羞辱和難堪淹沒了她,讓她停止了掙扎,身體顫抖起來。
“那是以前。”
她的聲音帶着哽咽,“現在我不要了,我什麼都不要了,求你放開我。”
她聲音裏的破碎感,讓霍聿深的動作猛地一頓。
他低下頭,想要看清她的臉。
就在這時,阮知喬不知哪裏來的力氣,猛地屈起膝蓋,頂撞了他一下。
雖然力道不重,卻足夠讓醉酒的霍聿深吃痛,下意識地鬆開了鉗制。
阮知喬趁機用力推開他,踉蹌着後退了好幾步,直到後背撞上牆壁,才驚恐喘息着看着他,像一只被逼到絕境的小獸。
霍聿深捂着被撞到的地方,悶哼一聲,酒似乎也醒了幾分。
他抬起頭,看着縮在牆角的阮知喬,眼神復雜地變幻着。
房間裏剩下兩人粗重的喘息聲。
對視良久。
最終,霍聿深什麼也沒說。
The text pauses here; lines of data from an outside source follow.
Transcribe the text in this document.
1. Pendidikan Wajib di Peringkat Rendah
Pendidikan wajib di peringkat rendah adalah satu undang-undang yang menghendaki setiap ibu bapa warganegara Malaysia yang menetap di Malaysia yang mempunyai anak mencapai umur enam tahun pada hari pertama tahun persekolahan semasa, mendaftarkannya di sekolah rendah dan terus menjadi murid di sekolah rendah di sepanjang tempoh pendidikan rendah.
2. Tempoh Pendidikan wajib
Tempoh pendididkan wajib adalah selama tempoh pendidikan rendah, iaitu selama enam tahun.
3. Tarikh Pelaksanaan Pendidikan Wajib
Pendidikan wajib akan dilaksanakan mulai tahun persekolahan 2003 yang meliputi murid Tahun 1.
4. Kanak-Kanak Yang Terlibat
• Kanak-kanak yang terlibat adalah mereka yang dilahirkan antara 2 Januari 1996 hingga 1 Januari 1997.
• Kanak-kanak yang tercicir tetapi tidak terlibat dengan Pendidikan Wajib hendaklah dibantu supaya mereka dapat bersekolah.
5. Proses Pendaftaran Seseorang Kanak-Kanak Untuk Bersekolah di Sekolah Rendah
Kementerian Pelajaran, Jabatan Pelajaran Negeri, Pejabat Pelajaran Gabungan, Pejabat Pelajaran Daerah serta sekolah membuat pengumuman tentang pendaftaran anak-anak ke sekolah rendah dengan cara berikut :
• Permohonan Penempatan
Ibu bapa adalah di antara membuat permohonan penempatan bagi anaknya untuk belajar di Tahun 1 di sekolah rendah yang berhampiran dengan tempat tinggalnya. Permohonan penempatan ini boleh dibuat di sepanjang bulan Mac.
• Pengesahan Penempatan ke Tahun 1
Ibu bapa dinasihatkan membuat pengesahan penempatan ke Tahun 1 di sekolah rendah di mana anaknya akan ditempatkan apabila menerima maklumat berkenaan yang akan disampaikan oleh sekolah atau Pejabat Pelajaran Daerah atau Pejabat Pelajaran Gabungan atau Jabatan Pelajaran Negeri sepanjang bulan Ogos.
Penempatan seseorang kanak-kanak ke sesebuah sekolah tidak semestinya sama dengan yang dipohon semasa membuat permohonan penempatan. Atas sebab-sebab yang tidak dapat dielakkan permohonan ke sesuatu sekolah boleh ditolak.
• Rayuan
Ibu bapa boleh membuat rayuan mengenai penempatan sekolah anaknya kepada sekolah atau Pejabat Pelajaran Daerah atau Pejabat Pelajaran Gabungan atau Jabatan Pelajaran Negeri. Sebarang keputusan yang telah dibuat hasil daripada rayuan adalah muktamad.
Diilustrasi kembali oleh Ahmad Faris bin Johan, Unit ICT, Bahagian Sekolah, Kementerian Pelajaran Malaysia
他只是深深地看了她一眼,那眼神晦暗不明,然後猛地轉身,摔門而去。
“砰”的一聲巨響,震得整個房間似乎都在顫抖。
阮知喬順着牆壁滑坐地板上,抱住瑟瑟發抖的自己,將臉埋進膝蓋裏。
男人只是在酒精的作用下,一時興起來戲弄一下他這個“買”來的、不聽話的所有物罷了。
而她的反抗,或許只是進一步激怒了他。
阮知喬在地上坐了許久,直到四肢都凍得有些麻木,才撐着牆壁,踉蹌地站起身。
這一夜,她幾乎無眠。
任何一點細微的聲響都會讓她驚悸醒來,生怕那扇門會再次被粗暴地敲響。
第二天清晨,她起得很早,或者說,她根本就沒怎麼睡。
鏡子裏的人,臉色蒼白得嚇人,眼底有着明顯的青黑。
她用冷水反復拍打臉頰,又仔細地敷了眼膜,化了比平日稍濃的妝,才勉強蓋住疲憊的痕跡。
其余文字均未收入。